O filósofo talvez não tenha dito tudo. “Presentificada”, como se refere o pesquisador Ciro Marcondes Filho ao falar do “processo universal de desencanto”, a juventude se tornou menos afeita a uma ideia evolutiva da história e às hermenêuticas – num injusto repúdio a Victor Frankl, interpretar o sentido da vida não é, em definitivo, o prato do dia para eles. Não acham que estamos indo para algum lugar, não se põem de olho no retrovisor, pois só se acreditavam em caminho os que se nutriam de algumas das grandes narrativas que (ainda) embalaram o século 20 – o cristianismo, o marxismo, o existencialismo, a psicanálise, o estruturalismo...

Sem esperar nada do amanhã, os jovens do século 21 vivem mais o hoje e primam pela experiência. Em vez de discursarem ruidosamente sobre a fome na África e a paz no Oriente Médio, procuram tocar o mundo com as mãos, fazendo o que está ao alcance de cada um deles na hora. Arnaldo Jabor – um dos legítimos egressos do “poder jovem”, uma das sub-ideologias da década de 60 – resumiu a ópera dizendo que essa turminha é menos idealista, mas também menos “babaca”. Noves fora, um elogio em meio aos destroços.
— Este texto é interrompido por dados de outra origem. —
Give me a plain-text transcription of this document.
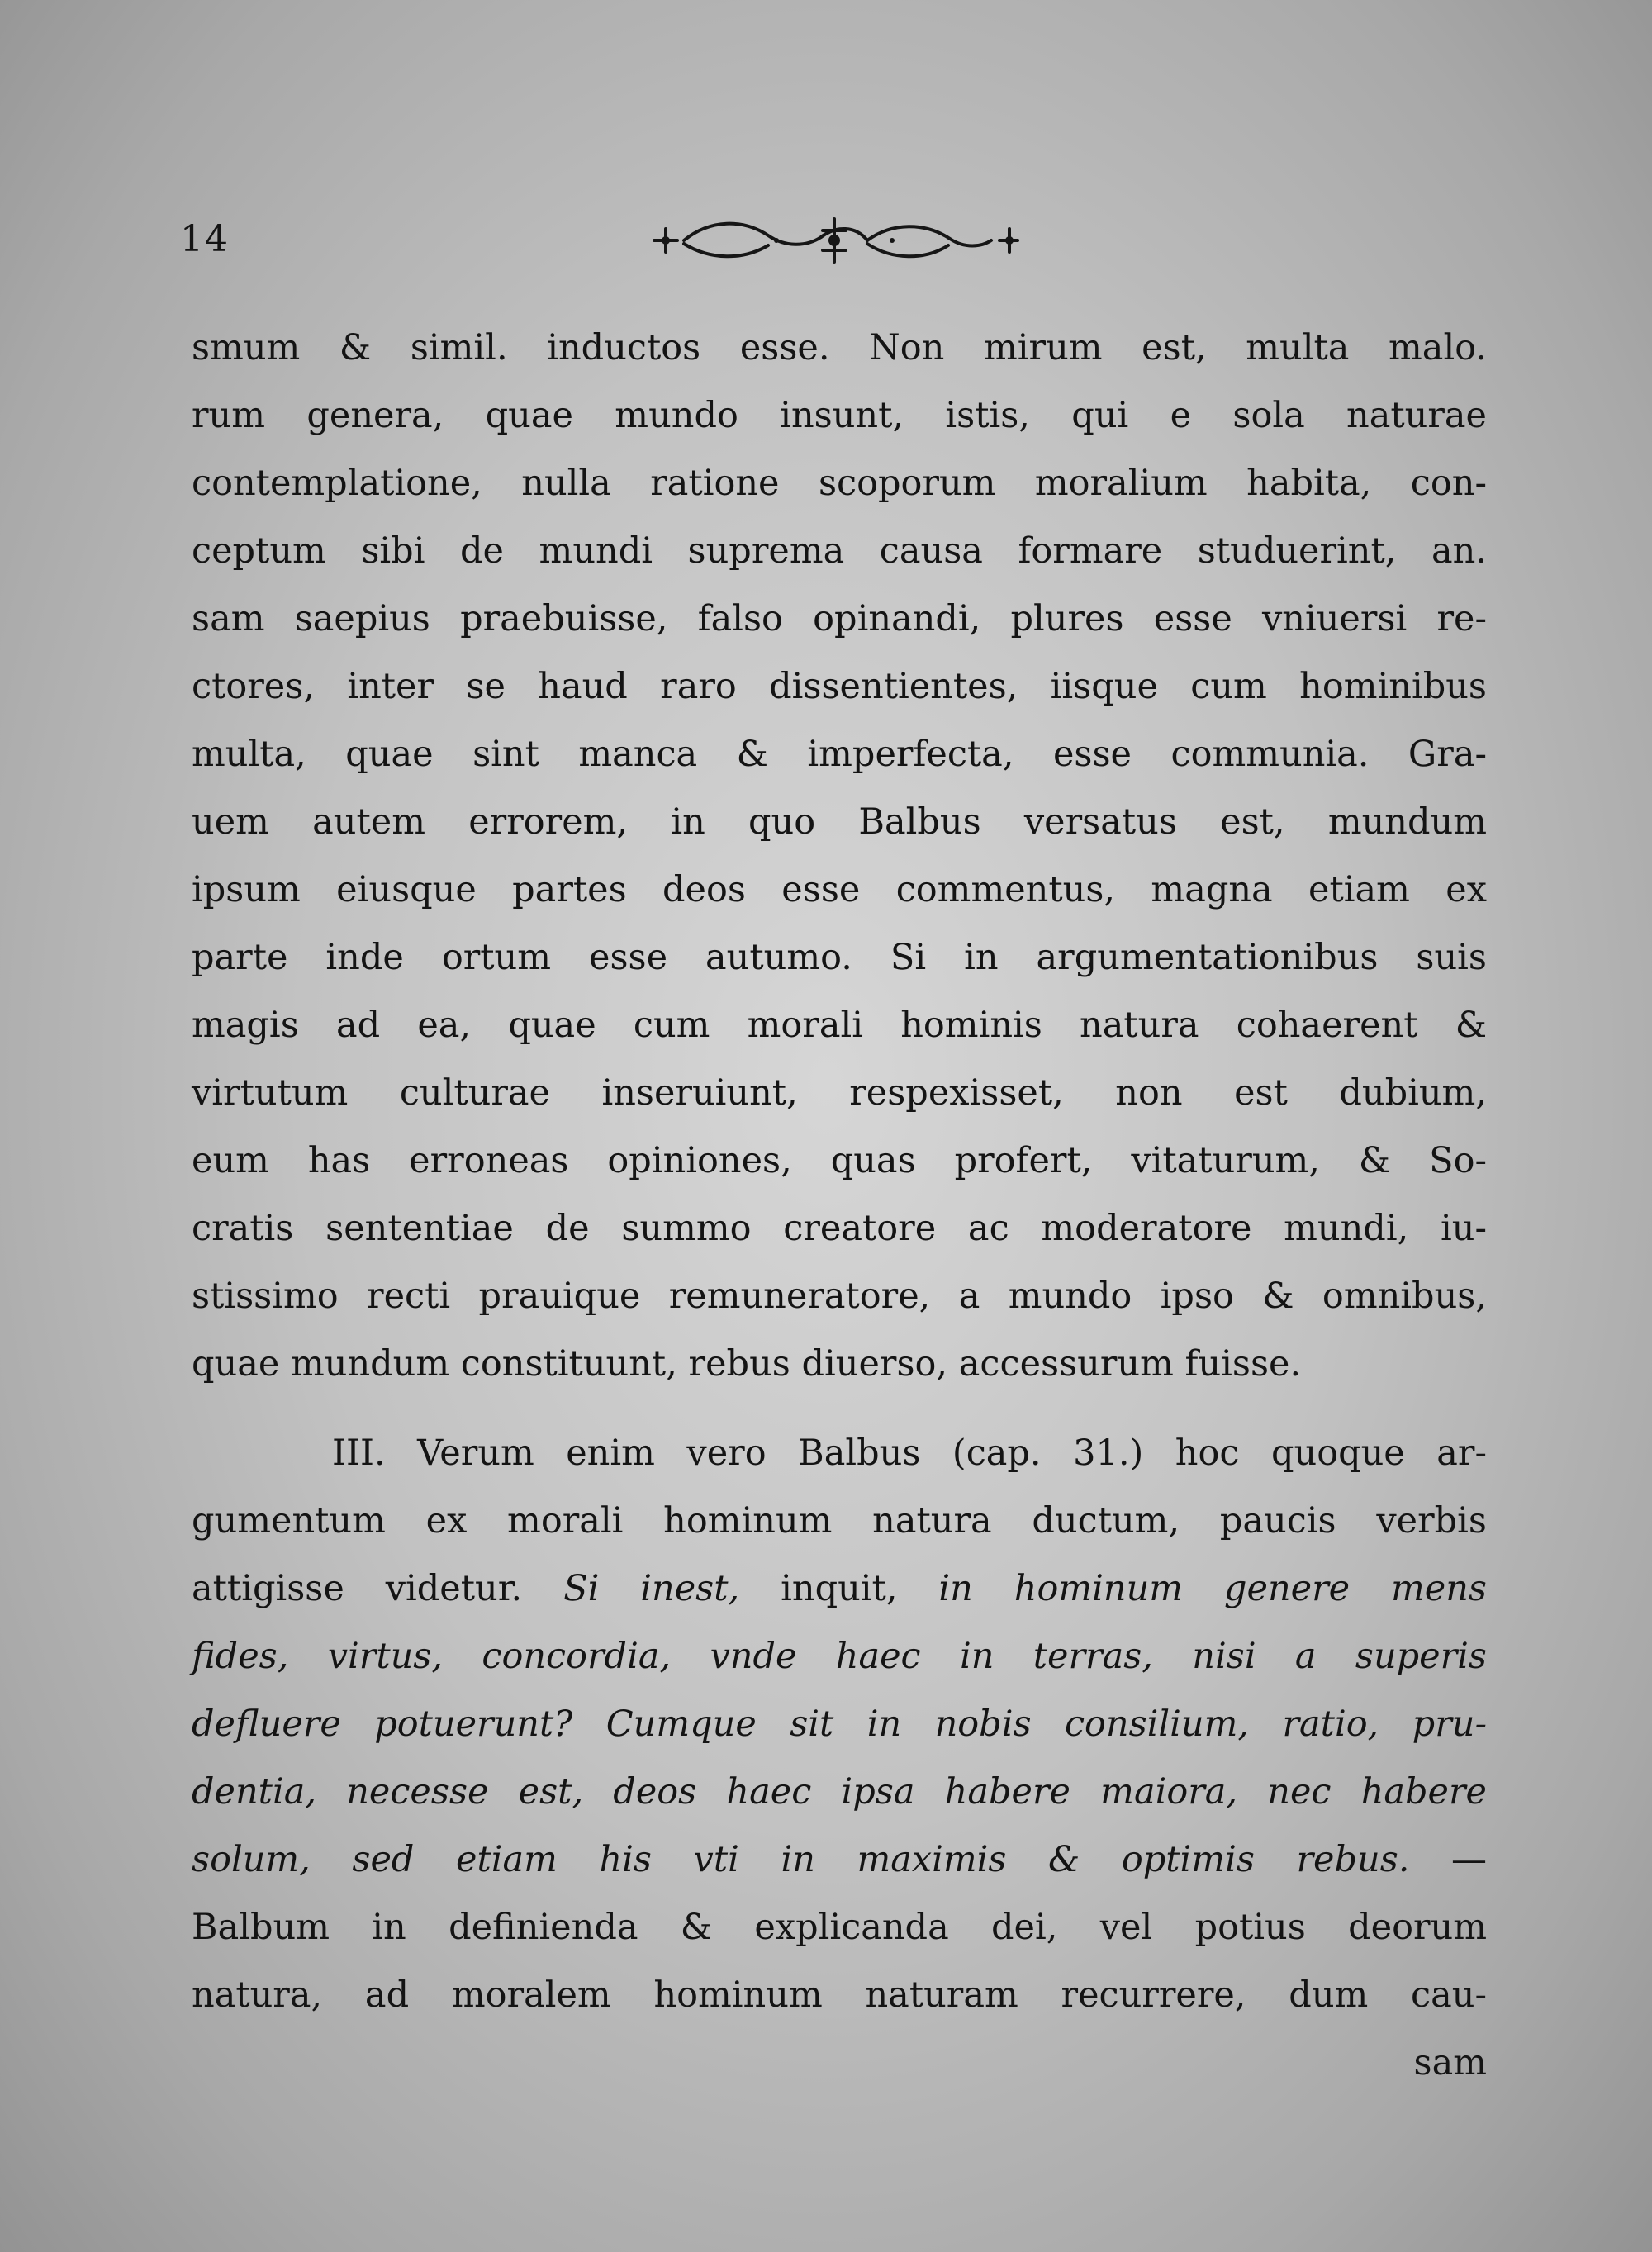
14
smum & simil. inductos esse. Non mirum est, multa malo.
rum genera, quae mundo insunt, istis, qui e sola naturae
contemplatione, nulla ratione scoporum moralium habita, con-
ceptum sibi de mundi suprema causa formare studuerint, an.
sam saepius praebuisse, falso opinandi, plures esse vniuersi re-
ctores, inter se haud raro dissentientes, iisque cum hominibus
multa, quae sint manca & imperfecta, esse communia. Gra-
uem autem errorem, in quo Balbus versatus est, mundum
ipsum eiusque partes deos esse commentus, magna etiam ex
parte inde ortum esse autumo. Si in argumentationibus suis
magis ad ea, quae cum morali hominis natura cohaerent &
virtutum culturae inseruiunt, respexisset, non est dubium,
eum has erroneas opiniones, quas profert, vitaturum, & So-
cratis sententiae de summo creatore ac moderatore mundi, iu-
stissimo recti prauique remuneratore, a mundo ipso & omnibus,
quae mundum constituunt, rebus diuerso, accessurum fuisse.
III. Verum enim vero Balbus (cap. 31.) hoc quoque ar-
gumentum ex morali hominum natura ductum, paucis verbis
attigisse videtur. Si inest, inquit, in hominum genere mens
fides, virtus, concordia, vnde haec in terras, nisi a superis
defluere potuerunt? Cumque sit in nobis consilium, ratio, pru-
dentia, necesse est, deos haec ipsa habere maiora, nec habere
solum, sed etiam his vti in maximis & optimis rebus. —
Balbum in definienda & explicanda dei, vel potius deorum
natura, ad moralem hominum naturam recurrere, dum cau-
sam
A desilusão juvenil tem a ver com o que lhes foi dado de presente: individualismo, consumismo, hedonismo e secularização

Mas é preciso voltar a Lipovetsky. Essa juventude dos sonhos – conectada, sem fronteira, aberta para a experiência – é também, segundo ele, desiludida. Deve-se estar atento ao aspecto conceitual da palavra “desilusão”, para bem longe de sua evocação romântica. O desiludido não sente sabor, não espera nada, porque só os crentes – seja na política, seja na religião, seja na arte – podem se dar ao consolo da espera. Desilusão é caso de saúde pública e de política internacional – o desiludido não vive nem as mais primorosas relações privadas, tampouco se atira à vida pública. Imaginação no poder? Isso é passado, tanto quanto Gui Debord.

Para Lipovetsky, um dos gatilhos emocionais que esfriam os ânimos da juventude se dá por escala. É um efeito colateral. Por mais absurdo que pareça, os jovens se sentem preparados técnica e intelectualmente, mas, ao se depararem com a vida profissional, com os odores e imperfeições da rua, acham o mundo pequeno e mesquinho. É como se a realidade não os merecesse. Daí se entristecerem, como o jovem rico da parábola bíblica. De um lado, tem-se um desperdício flagrante de talentos. De outro, tem-se um teatro do absurdo – o que não falta no mundo é trabalho a ser feito. Resta saber por que cargas d’água boa parcela da juventude se nega a se alistar nessas tarefas, negando-se a fazer parte da história.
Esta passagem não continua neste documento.